I'm booked for 3 weeks at Cypress Pointe Resort in July.  On 6/13/14 I received a Prearrival email confirmation for my upcoming 7/11 - 7/18 stay at their resort.  I called Cypress Pointe and they don't have the reservation in their system, but they have my reservation for the week of 7/18 - 7/25.

On 6/20 I received the Prearrival confirmation for the 7/18 week.  I called Cypress again and they have the 7/18 reservation. but nothing for 7/11.  I also have a reservation for the week of 7/25 - 8/1 and that isn't in their system either.

The person I spoke to at Cypress told me to just bring a copy of the email for the 7/11 reservation and I won't have a problem.  The email guarantees that I have a reservation for that week.  Is this true or do I have to worry that there won't be a room available?

I called Diamond International and they can't give me any info because I'm not the owner.  I rented from an owner and I don't want to bother him since he already confirmed with Diamond and Cypress that the reservations are confirmed.  I just don't understand how Cypress can send a Prearrival email confirmation and not have the reservation in their system.

Does this sort of thing happen often?  What should I do?  Should I contact the owner again?

Thanks for any advice.


----------



## DebBrown (Jun 21, 2014)

I'd contact the owner and have him/her figure this out.  I wouldn't be comfortable showing up with just the email in hand when the resort says they don't have my reservation.

Good luck!  Let us know how this is resolved.

Deb


----------



## JimmieJames (Jun 21, 2014)

As an owner with Wyndham, I had this happen for one of my renters once where they could not get confirmation for a reservation.  Again as an owner I want to know of any problems my renters might have - that is why I ask them to contact the resort to make sure that their reservation is in the system.  It gives them peace of mind and allows me to straighten out any problems before they arrive.  
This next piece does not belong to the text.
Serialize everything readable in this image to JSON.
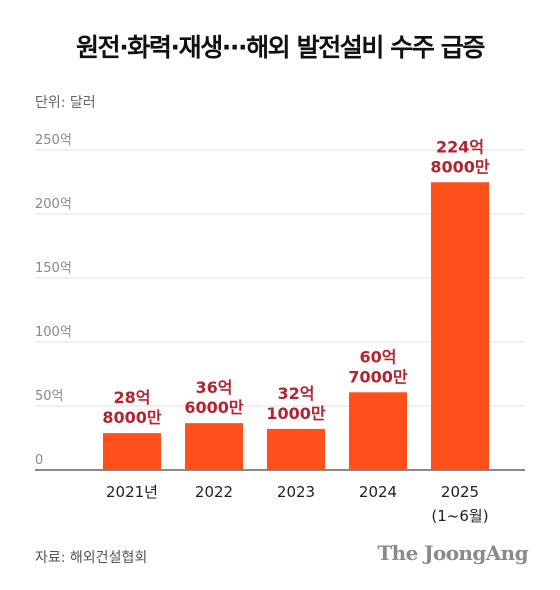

I would certainly say to contact the owner also. 

Jim


----------



## floridacrazy (Jun 22, 2014)

*Thanks for the advice*

Hi everyone.  Thanks for the advice.  I just got in touch with the owner who I rented from.  He's great to work with.  This is my second year renting from him and I hope to continue.  

He is going to get in touch with Diamond tomorrow.  He says that the reservations are confirmed and that it has to be their system,  How can Diamond send 2 Prearrival Confirmations and Cypress only has one of them.

I will post again once I find out what is happening.  I really don't want to show up on 7/11 with a copy of the Prearrival Confirmation nd Cypress doesn't have it.

Thanks again for the advice.


----------



## pedro47 (Jun 22, 2014)

floridacrazy said:


> Hi everyone.  Thanks for the advice.  I just got in touch with the owner who I rented from.  He's great to work with.  This is my second year renting from him and I hope to continue.
> 
> He is going to get in touch with Diamond tomorrow.  He says that the reservations are confirmed and that it has to be their system,  How can Diamond send 2 Prearrival Confirmations and Cypress only has one of them.
> 
> ...



Do you have the missing reservation number? Second question are you booked at Cypress Pointe or Grande Villa at Cypress Pointe. They are located at the same location with different resort names and telephone numbers.


----------



## floridacrazy (Jun 22, 2014)

*Prearrival Confirmation has telephone of Cypress*

Since you mentioned Grande Villas I took a chance and called them.  I spoke to someone there and he was extremely helpful.  He checked all my reservation numbers and they are in the system.  He is able to check with Diamond International.  All my reservations are at Cypress Pointe Resort and he even said that he would fax them a copy of my missing reservation if I need him to.

I'm booked at Cypress Pointe not Grande Villas.  I called the phone # on the confirmation.  The reservation # is on the confirmation email.  I asked them if they could look it up that way and they said they couldn't.  The reservations are by name.

They do have my name in their system for my reservation for 7/18 to 7/25, but not for 7/11 to 7/18.

I have one other reservation which is for 7/25 to 8/1, but I haven't received the Prearrival Confirmation yet.

I also tried calling Diamond International, but they couldn't talk to me at all because I'm not the owner.  Even though I received the confirmations from Diamond they can't talk to me.

The owner who I rented from is going to call Diamond tomorrow.  He's great to work with.  I rented from him for my vacation at Bonnet Creek last summer.  Bonnet Creek had the reservations in their system a couple of days after he made them.

I guess Diamond does things differently.


----------



## pedro47 (Jun 22, 2014)

Great news asked the reservation clerk to faxed you a copy of all  your reservations.. This is a suggestion only. Cypress Pointe is a great family resort and is convenient to everything in Orlando.

You will only need page 1 of  each reservation. Page 1 will have your name or the owner name and the reservations numbers.

Good luck and enjoy your stay at the resort.  It is going to be hot and humid.


----------